None of us are immune to the ravages of adversity. We all have stories of troubles that come in bunches mixed with the trap of over-commitment. This includes pastors, wives and all leaders. The choices we make will ultimately determine our success in surviving and thriving in the midst of a perfect storm.

By the way, if you are in one of those seasons where everything is manageable, you might want to bookmark this.  Chances are, you’re going to need it in the future.

These following five choices are lifesavers that you’ll need to have on board when you feel overwhelmed and overextended.

  • Connect

As believers, we often want to be that lone silent warrior holding everything together singlehandedly. Read this slowly: This is not biblical. There was a reason God created the church. The Bible implores us to connect and collaborate in a shared journey of discipleship. If you are struggling or feeling overwhelmed, tell someone. Phone a friend. Yes, pray. But pray with other men who will have your back and walk you through the fire. David, find your Jonathan. Moses, find your Aaron. Shadrach, find your Meshach and Abednego. Connect biblically, or you may be Samson looking for his Delilah and we know how that turned out!

  • Condition

In other words, get moving. Make physical conditioning a part of your daily routine. Hit the gym. Take a walk. You might not feel like it when you are overwhelmed. If you get to the place where you are saying, “I just don’t have time to exercise,”then you probably need to more than ever. Keep the body working even when life isn’t working. Drink lots of water. Stay away from food that’s handed to you through your car window. Fast food will send you on the fast track to burnout.

  • Clear

Prioritize the important responsibilities you have on your plate and clear the rest of it off your plate. I grew up believing that God was most pleased with me if I had more things to do than anyone else. In my forties, I had to create new nuero-pathways in my brain to fully accept that busyness is not next to godliness.

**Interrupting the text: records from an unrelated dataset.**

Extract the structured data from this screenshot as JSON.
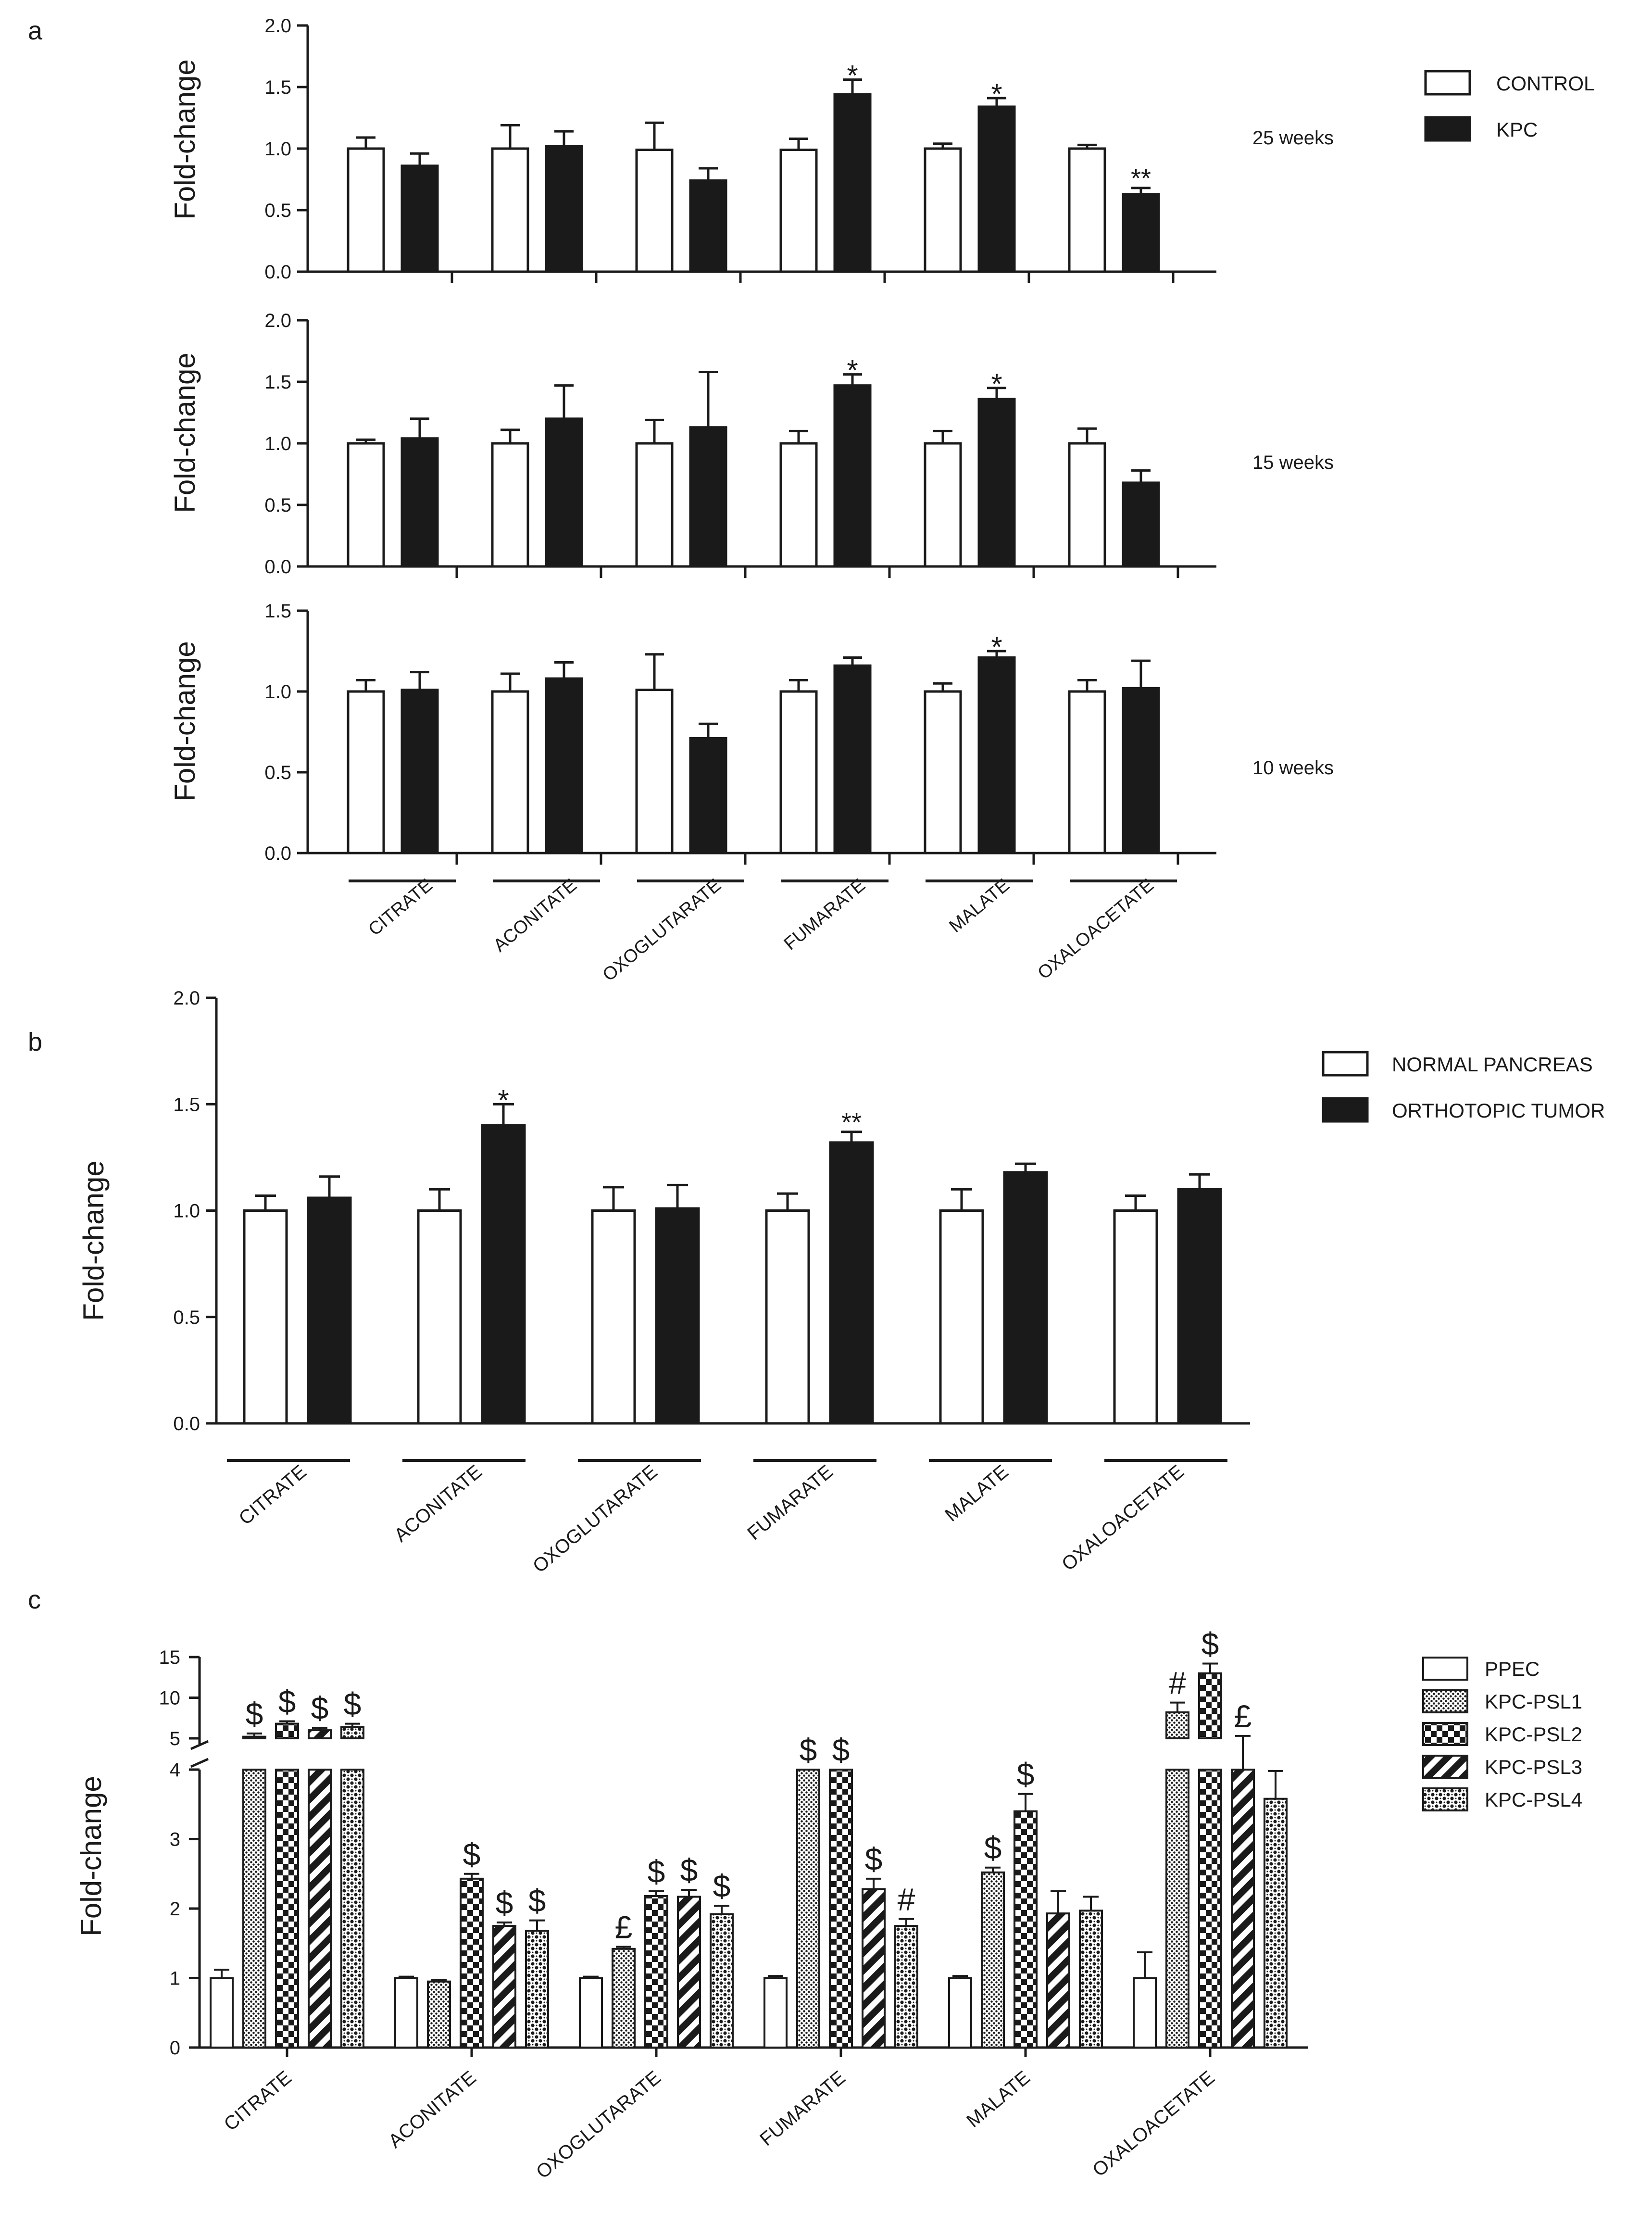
{
  "figure": {
    "panel_labels": [
      "a",
      "b",
      "c"
    ]
  },
  "colors": {
    "white_fill": "#ffffff",
    "black_fill": "#1a1a1a",
    "axis": "#1a1a1a"
  },
  "chart_data": [
    {
      "id": "a1",
      "panel": "a",
      "type": "bar",
      "title": "25 weeks",
      "xlabel": "",
      "ylabel": "Fold-change",
      "ylim": [
        0,
        2
      ],
      "yticks": [
        0,
        0.5,
        1,
        1.5,
        2
      ],
      "ytick_labels": [
        "0.0",
        "0.5",
        "1.0",
        "1.5",
        "2.0"
      ],
      "categories": [
        "CITRATE",
        "ACONITATE",
        "OXOGLUTARATE",
        "FUMARATE",
        "MALATE",
        "OXALOACETATE"
      ],
      "series": [
        {
          "name": "CONTROL",
          "fill": "white",
          "values": [
            1.0,
            1.0,
            0.99,
            0.99,
            1.0,
            1.0
          ],
          "errors": [
            0.09,
            0.19,
            0.22,
            0.09,
            0.04,
            0.03
          ],
          "marks": [
            "",
            "",
            "",
            "",
            "",
            ""
          ]
        },
        {
          "name": "KPC",
          "fill": "black",
          "values": [
            0.86,
            1.02,
            0.74,
            1.44,
            1.34,
            0.63
          ],
          "errors": [
            0.1,
            0.12,
            0.1,
            0.12,
            0.07,
            0.05
          ],
          "marks": [
            "",
            "",
            "",
            "*",
            "*",
            "**"
          ]
        }
      ],
      "legend": {
        "entries": [
          "CONTROL",
          "KPC"
        ],
        "position": "right"
      }
    },
    {
      "id": "a2",
      "panel": "a",
      "type": "bar",
      "title": "15 weeks",
      "xlabel": "",
      "ylabel": "Fold-change",
      "ylim": [
        0,
        2
      ],
      "yticks": [
        0,
        0.5,
        1,
        1.5,
        2
      ],
      "ytick_labels": [
        "0.0",
        "0.5",
        "1.0",
        "1.5",
        "2.0"
      ],
      "categories": [
        "CITRATE",
        "ACONITATE",
        "OXOGLUTARATE",
        "FUMARATE",
        "MALATE",
        "OXALOACETATE"
      ],
      "series": [
        {
          "name": "CONTROL",
          "fill": "white",
          "values": [
            1.0,
            1.0,
            1.0,
            1.0,
            1.0,
            1.0
          ],
          "errors": [
            0.03,
            0.11,
            0.19,
            0.1,
            0.1,
            0.12
          ],
          "marks": [
            "",
            "",
            "",
            "",
            "",
            ""
          ]
        },
        {
          "name": "KPC",
          "fill": "black",
          "values": [
            1.04,
            1.2,
            1.13,
            1.47,
            1.36,
            0.68
          ],
          "errors": [
            0.16,
            0.27,
            0.45,
            0.09,
            0.09,
            0.1
          ],
          "marks": [
            "",
            "",
            "",
            "*",
            "*",
            ""
          ]
        }
      ]
    },
    {
      "id": "a3",
      "panel": "a",
      "type": "bar",
      "title": "10 weeks",
      "xlabel": "",
      "ylabel": "Fold-change",
      "ylim": [
        0,
        1.5
      ],
      "yticks": [
        0,
        0.5,
        1,
        1.5
      ],
      "ytick_labels": [
        "0.0",
        "0.5",
        "1.0",
        "1.5"
      ],
      "categories": [
        "CITRATE",
        "ACONITATE",
        "OXOGLUTARATE",
        "FUMARATE",
        "MALATE",
        "OXALOACETATE"
      ],
      "series": [
        {
          "name": "CONTROL",
          "fill": "white",
          "values": [
            1.0,
            1.0,
            1.01,
            1.0,
            1.0,
            1.0
          ],
          "errors": [
            0.07,
            0.11,
            0.22,
            0.07,
            0.05,
            0.07
          ],
          "marks": [
            "",
            "",
            "",
            "",
            "",
            ""
          ]
        },
        {
          "name": "KPC",
          "fill": "black",
          "values": [
            1.01,
            1.08,
            0.71,
            1.16,
            1.21,
            1.02
          ],
          "errors": [
            0.11,
            0.1,
            0.09,
            0.05,
            0.04,
            0.17
          ],
          "marks": [
            "",
            "",
            "",
            "",
            "*",
            ""
          ]
        }
      ]
    },
    {
      "id": "b",
      "panel": "b",
      "type": "bar",
      "title": "",
      "xlabel": "",
      "ylabel": "Fold-change",
      "ylim": [
        0,
        2
      ],
      "yticks": [
        0,
        0.5,
        1,
        1.5,
        2
      ],
      "ytick_labels": [
        "0.0",
        "0.5",
        "1.0",
        "1.5",
        "2.0"
      ],
      "categories": [
        "CITRATE",
        "ACONITATE",
        "OXOGLUTARATE",
        "FUMARATE",
        "MALATE",
        "OXALOACETATE"
      ],
      "series": [
        {
          "name": "NORMAL PANCREAS",
          "fill": "white",
          "values": [
            1.0,
            1.0,
            1.0,
            1.0,
            1.0,
            1.0
          ],
          "errors": [
            0.07,
            0.1,
            0.11,
            0.08,
            0.1,
            0.07
          ],
          "marks": [
            "",
            "",
            "",
            "",
            "",
            ""
          ]
        },
        {
          "name": "ORTHOTOPIC TUMOR",
          "fill": "black",
          "values": [
            1.06,
            1.4,
            1.01,
            1.32,
            1.18,
            1.1
          ],
          "errors": [
            0.1,
            0.1,
            0.11,
            0.05,
            0.04,
            0.07
          ],
          "marks": [
            "",
            "*",
            "",
            "**",
            "",
            ""
          ]
        }
      ],
      "legend": {
        "entries": [
          "NORMAL PANCREAS",
          "ORTHOTOPIC TUMOR"
        ],
        "position": "right"
      }
    },
    {
      "id": "c",
      "panel": "c",
      "type": "bar",
      "title": "",
      "xlabel": "",
      "ylabel": "Fold-change",
      "axis_break": {
        "lower": [
          0,
          4
        ],
        "upper": [
          4,
          15
        ]
      },
      "yticks_lower": [
        0,
        1,
        2,
        3,
        4
      ],
      "ytick_labels_lower": [
        "0",
        "1",
        "2",
        "3",
        "4"
      ],
      "yticks_upper": [
        5,
        10,
        15
      ],
      "ytick_labels_upper": [
        "5",
        "10",
        "15"
      ],
      "categories": [
        "CITRATE",
        "ACONITATE",
        "OXOGLUTARATE",
        "FUMARATE",
        "MALATE",
        "OXALOACETATE"
      ],
      "series": [
        {
          "name": "PPEC",
          "pattern": "plain",
          "values": [
            1.0,
            1.0,
            1.0,
            1.0,
            1.0,
            1.0
          ],
          "errors": [
            0.12,
            0.02,
            0.02,
            0.03,
            0.03,
            0.37
          ],
          "marks": [
            "",
            "",
            "",
            "",
            "",
            ""
          ]
        },
        {
          "name": "KPC-PSL1",
          "pattern": "fine-dots",
          "values": [
            5.2,
            0.95,
            1.42,
            4.3,
            2.52,
            8.2
          ],
          "errors": [
            0.4,
            0.02,
            0.03,
            0.2,
            0.07,
            1.2
          ],
          "marks": [
            "$",
            "",
            "£",
            "$",
            "$",
            "#"
          ]
        },
        {
          "name": "KPC-PSL2",
          "pattern": "checker",
          "values": [
            6.8,
            2.43,
            2.18,
            4.4,
            3.4,
            13.0
          ],
          "errors": [
            0.3,
            0.07,
            0.07,
            0.2,
            0.25,
            1.2
          ],
          "marks": [
            "$",
            "$",
            "$",
            "$",
            "$",
            "$"
          ]
        },
        {
          "name": "KPC-PSL3",
          "pattern": "diagonal",
          "values": [
            6.0,
            1.75,
            2.17,
            2.28,
            1.93,
            4.7
          ],
          "errors": [
            0.3,
            0.05,
            0.1,
            0.15,
            0.32,
            0.6
          ],
          "marks": [
            "$",
            "$",
            "$",
            "$",
            "",
            "£"
          ]
        },
        {
          "name": "KPC-PSL4",
          "pattern": "coarse-dots",
          "values": [
            6.4,
            1.68,
            1.92,
            1.75,
            1.97,
            3.58
          ],
          "errors": [
            0.4,
            0.15,
            0.12,
            0.1,
            0.2,
            0.4
          ],
          "marks": [
            "$",
            "$",
            "$",
            "#",
            "",
            ""
          ]
        }
      ],
      "legend": {
        "entries": [
          "PPEC",
          "KPC-PSL1",
          "KPC-PSL2",
          "KPC-PSL3",
          "KPC-PSL4"
        ],
        "position": "right"
      }
    }
  ]
}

The following is NOT in the Bible.

Thus Jesus hurriedly got up realizing what an important day this was going to be. He ran to Galilee and there He created 13 lesson parchments, visited 15 lepers in one night. Exhausted, the disciples verily tried to keep up with the Son of God but nay, they could not. They marveled at his time management skills and his strength in persuasive skills. People flocked to him and stayed with him for they knew that if He could accomplish such management tasks with great haste, effort and fluidity that he knew the habits for being an effective person.

Nope. It never happened.

For me, living a clear life means spending some time clearing off my desk so that I can think. It also means that I need to look critically at my calendar and begin to say the most difficult two letter word in the English language. “No”. I confess. I don’t like the way it sounds when it comes out of my mouth. Especially when I have to say it to someone I love and admire.

Clear your schedule, clear your desk, and clear your mind. It’s truly amazing how simpler life becomes when your clear it up.

  • Cool Down

Take time to recover from a difficult meeting, hospital visit or funeral. Don’t put tape over the dummy lights on your dashboard. If the pace of your life is overheating, take time to cool down. Start turning stuff off. Put your phone on silent mode and become mindful of what your body is saying to you. If you are overheating, you’ll get nowhere fast. 

  • Confess

I’m not referring to making a confession of your sins, although that’s a good thing we should constantly do. By confessing, I mean turning to God and confessing that you are weak. I used to believe the following statement was scripture:

“God will never give you more than you can handle.”

It’s not in there and it’s not true. God will often give us more than we can handle for the expressed purpose of showing us that we must confess our weakness. However, God will never give us more than He can handle. And that’s good news.

So what happened with my deacon friend, Carl? Our amazing group of deacons rallied around him, and stood in the gap as he navigated through the storms and recalibrated his life. He learned that he didn’t have to do everything. He’s still serving today but this time with more focus and support. His prefect storm served as a reminder of God’s grace in our times of weakness and over-commitment.